W. J. Freeman was a Bartlett alderman longer than anyone else in Bartlett history, serving for 32 years.
He was sworn in Jan. 1, 1957, when Bartlett was a small town of 500 people, and he retired in 1992 at the age of 85 with the city having a population of 28,000.
He helped guide the city through the some exciting and turbulent times. He retired as alderman but took on the part-time job of city treasurer and visited City Hall often. When he retired, Mayor Ken Fulmar said, “He was an influential part of this city and was a great statesman who will be missed.” W. J. Freeman Park was named in his honor.
William Joseph Freeman (Jody) was born in Bartlett in 1907 at 3101 Sycamore View Road. His parents were William Allen Freeman and Joe Becker Smith Freeman. His mother died early and he was raised by his paternal grandparents from age 12. Growing up he went to Bartlett School and was Bartlett’s paper boy. His job was to meet the train from Memphis every day at 6:20 p.m., roll the papers and then throw them. He delivered them on horseback and said the horse knew the route as well as he did. He also worked at Tatum’s grocery store and would help deliver 25- and 50-pound chunks of ice up and down the streets of town.
Twenty-one seniors graduated with Freeman in the Class of 1925. He said he might have been a great football star, but the new school did not have a team until 1926. He continued his schooling at South-western at Memphis and Union University and was a member of Sigma Alpha Epsilon Fraternity at Union. He responded to an ad for a job with Buckeye Cellulose, which started his career and continued with Proctor and Gamble and Ralston Purina. He retired in 1970 after 45 years.
He was a charter member of the Bartlett Lions Club, a member of the Masonic Temple and a member of Bartlett Baptist Church.
Jody and Mary Ann Blakely were married in 1935. She had moved to Bartlett when she was eight but considered herself a native. Her parents were Louis LeRoy Blakely and Mary Francis Dye Blakely, and they lived on Sycamore View Road. She attended Bartlett High School and loved sports, playing on the basketball team.
The Freemans had two daughters, JoAnn and Ginger, and as a mother Mrs. Freeman served in many capacities in the PTA. She was active in the Bartlett Garden Club and raised beautiful prize roses that she shared with friends and neighbors. As a member of Bartlett Baptist Church she taught Sunday School, sang in the choir and taught Vacation Bible School. Mrs. Freeman was widely known for her painting, especially her china painting, as well as hand-crocheted afghans and little dolls. Many young children were introduced to painting and crafts under her direction.

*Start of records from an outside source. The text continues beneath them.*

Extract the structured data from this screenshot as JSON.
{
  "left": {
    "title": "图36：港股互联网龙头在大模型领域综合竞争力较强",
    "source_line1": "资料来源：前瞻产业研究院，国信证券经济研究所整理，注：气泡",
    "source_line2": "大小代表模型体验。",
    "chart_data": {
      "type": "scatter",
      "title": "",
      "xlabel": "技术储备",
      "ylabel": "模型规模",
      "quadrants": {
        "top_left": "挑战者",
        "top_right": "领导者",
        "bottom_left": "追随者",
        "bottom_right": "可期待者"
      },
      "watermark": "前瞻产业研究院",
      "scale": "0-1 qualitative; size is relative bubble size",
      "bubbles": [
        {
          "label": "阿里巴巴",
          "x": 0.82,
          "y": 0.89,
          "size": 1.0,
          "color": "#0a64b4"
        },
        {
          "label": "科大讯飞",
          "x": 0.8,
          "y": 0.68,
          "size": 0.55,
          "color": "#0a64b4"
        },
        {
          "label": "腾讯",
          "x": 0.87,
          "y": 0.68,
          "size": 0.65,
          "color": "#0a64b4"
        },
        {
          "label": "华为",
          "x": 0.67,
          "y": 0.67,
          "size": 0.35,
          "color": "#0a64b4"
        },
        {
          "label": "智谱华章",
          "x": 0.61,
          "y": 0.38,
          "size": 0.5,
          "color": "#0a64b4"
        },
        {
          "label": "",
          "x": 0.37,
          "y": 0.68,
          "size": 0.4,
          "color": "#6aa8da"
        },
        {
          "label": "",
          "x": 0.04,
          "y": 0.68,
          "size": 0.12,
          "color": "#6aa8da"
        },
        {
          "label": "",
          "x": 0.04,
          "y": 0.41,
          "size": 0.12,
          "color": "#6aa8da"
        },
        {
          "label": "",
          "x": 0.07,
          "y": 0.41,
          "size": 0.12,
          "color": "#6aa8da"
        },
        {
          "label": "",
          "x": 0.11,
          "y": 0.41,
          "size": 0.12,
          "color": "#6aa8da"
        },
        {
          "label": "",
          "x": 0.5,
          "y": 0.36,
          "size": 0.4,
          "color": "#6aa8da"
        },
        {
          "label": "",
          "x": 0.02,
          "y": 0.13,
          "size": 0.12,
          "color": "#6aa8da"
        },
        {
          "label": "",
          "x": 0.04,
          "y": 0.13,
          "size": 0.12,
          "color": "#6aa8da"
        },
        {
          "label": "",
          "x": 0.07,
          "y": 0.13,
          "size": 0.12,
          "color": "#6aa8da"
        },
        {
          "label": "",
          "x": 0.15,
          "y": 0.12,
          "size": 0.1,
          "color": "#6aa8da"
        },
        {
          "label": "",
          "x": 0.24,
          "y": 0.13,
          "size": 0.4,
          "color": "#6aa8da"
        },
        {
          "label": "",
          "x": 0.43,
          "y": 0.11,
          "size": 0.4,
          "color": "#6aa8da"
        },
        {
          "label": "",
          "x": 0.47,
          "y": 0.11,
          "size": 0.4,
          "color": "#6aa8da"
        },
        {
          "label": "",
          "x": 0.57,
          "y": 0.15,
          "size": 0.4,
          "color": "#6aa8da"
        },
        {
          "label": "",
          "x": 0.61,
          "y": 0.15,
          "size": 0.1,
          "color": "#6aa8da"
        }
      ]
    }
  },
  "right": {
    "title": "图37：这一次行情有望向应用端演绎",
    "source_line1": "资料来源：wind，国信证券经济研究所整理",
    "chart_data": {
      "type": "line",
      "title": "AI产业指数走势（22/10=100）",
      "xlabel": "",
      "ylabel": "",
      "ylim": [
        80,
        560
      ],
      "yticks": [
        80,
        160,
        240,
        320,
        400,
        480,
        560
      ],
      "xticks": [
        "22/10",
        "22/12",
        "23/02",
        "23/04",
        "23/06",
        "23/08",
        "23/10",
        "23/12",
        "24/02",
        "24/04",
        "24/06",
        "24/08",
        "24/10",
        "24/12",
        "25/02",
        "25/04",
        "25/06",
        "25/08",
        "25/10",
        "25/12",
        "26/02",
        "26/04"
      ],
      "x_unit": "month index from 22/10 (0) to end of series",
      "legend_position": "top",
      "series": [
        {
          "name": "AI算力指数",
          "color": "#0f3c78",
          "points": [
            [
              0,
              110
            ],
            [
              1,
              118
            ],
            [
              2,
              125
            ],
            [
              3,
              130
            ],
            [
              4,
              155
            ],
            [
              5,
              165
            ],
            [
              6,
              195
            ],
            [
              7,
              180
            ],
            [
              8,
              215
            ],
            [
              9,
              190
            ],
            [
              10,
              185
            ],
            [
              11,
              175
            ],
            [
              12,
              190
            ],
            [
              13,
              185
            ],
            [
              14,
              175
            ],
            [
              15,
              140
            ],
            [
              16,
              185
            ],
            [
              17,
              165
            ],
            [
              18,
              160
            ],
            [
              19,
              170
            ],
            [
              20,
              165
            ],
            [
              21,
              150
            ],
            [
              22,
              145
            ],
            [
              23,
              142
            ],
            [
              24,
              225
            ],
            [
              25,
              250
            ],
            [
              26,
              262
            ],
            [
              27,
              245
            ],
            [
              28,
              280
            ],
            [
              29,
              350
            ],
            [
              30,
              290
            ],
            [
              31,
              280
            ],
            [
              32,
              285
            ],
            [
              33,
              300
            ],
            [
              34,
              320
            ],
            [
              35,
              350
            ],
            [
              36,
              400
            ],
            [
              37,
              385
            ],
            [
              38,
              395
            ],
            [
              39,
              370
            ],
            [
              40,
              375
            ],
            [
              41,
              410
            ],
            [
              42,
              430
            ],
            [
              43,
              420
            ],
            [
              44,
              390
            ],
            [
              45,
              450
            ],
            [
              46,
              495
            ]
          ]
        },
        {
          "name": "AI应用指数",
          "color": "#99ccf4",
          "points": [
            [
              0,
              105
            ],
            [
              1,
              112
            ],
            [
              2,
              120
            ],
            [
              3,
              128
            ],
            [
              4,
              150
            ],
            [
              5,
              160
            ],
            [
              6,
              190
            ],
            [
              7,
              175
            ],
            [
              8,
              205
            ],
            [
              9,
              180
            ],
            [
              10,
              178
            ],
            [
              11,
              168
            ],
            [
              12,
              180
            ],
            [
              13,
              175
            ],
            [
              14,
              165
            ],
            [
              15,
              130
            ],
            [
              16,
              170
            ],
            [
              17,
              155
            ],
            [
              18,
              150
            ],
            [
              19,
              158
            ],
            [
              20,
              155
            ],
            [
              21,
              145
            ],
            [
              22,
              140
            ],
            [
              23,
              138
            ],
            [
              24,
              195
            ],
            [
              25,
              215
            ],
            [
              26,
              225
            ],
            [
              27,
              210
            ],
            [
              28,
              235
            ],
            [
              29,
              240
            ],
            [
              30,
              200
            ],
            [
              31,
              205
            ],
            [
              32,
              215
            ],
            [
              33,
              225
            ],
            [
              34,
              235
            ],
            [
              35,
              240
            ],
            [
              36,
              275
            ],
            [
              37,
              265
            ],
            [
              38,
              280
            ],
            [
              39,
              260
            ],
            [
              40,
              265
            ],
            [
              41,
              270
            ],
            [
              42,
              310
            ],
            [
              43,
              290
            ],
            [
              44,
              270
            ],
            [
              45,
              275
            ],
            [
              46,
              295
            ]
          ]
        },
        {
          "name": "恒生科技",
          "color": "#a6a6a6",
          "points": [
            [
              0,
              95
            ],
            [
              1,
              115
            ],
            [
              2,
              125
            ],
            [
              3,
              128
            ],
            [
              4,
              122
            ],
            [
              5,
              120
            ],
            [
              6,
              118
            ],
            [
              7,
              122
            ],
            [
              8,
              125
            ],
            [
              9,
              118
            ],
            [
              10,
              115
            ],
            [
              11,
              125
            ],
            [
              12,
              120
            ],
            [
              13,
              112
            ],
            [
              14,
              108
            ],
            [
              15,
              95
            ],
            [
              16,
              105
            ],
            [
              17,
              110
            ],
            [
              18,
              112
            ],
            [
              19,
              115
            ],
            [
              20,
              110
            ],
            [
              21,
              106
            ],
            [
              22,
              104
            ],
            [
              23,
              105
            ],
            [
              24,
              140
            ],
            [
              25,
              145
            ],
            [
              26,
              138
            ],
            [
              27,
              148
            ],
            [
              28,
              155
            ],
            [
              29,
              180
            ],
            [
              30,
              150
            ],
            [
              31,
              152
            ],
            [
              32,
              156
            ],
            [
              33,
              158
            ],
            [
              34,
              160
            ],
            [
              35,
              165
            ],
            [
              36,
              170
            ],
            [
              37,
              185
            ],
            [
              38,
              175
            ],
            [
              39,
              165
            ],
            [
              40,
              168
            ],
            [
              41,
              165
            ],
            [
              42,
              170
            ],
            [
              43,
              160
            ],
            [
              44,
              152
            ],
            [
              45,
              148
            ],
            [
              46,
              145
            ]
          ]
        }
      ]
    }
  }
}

In an article in The Bartlett Express in 1982, the Freemans lovingly recalled a time when “everybody knew everybody else in Bartlett. There was more distance between houses, but less between people. It seems people were out, moving around, socializing more.”
They continued, “The church was the social center of the small community. Everybody met at church. We’d have dinner on the grounds on Sundays and good ol’ revivals in the summer. A tower behind the church held the bell that pealed an invitation to churchgoers.”
During the first four years of their marriage, Freeman traveled in his job, but when his wife became pregnant with their first child they came back home and build a house at 3114 Court Street, on the corner of Court Street and Blackwell.
There they raised their family, which expanded to include grandchildren and great grandchildren. They had been married for 53 years when Mrs. Freeman passed away in 1989. He Freeman passed away in 1999.
They are buried in Forest Hill East Cemetery. Both their daughters, JoAnn Freeman Jones and Ginger Freeman Holt, and several grandchildren live in Bartlett.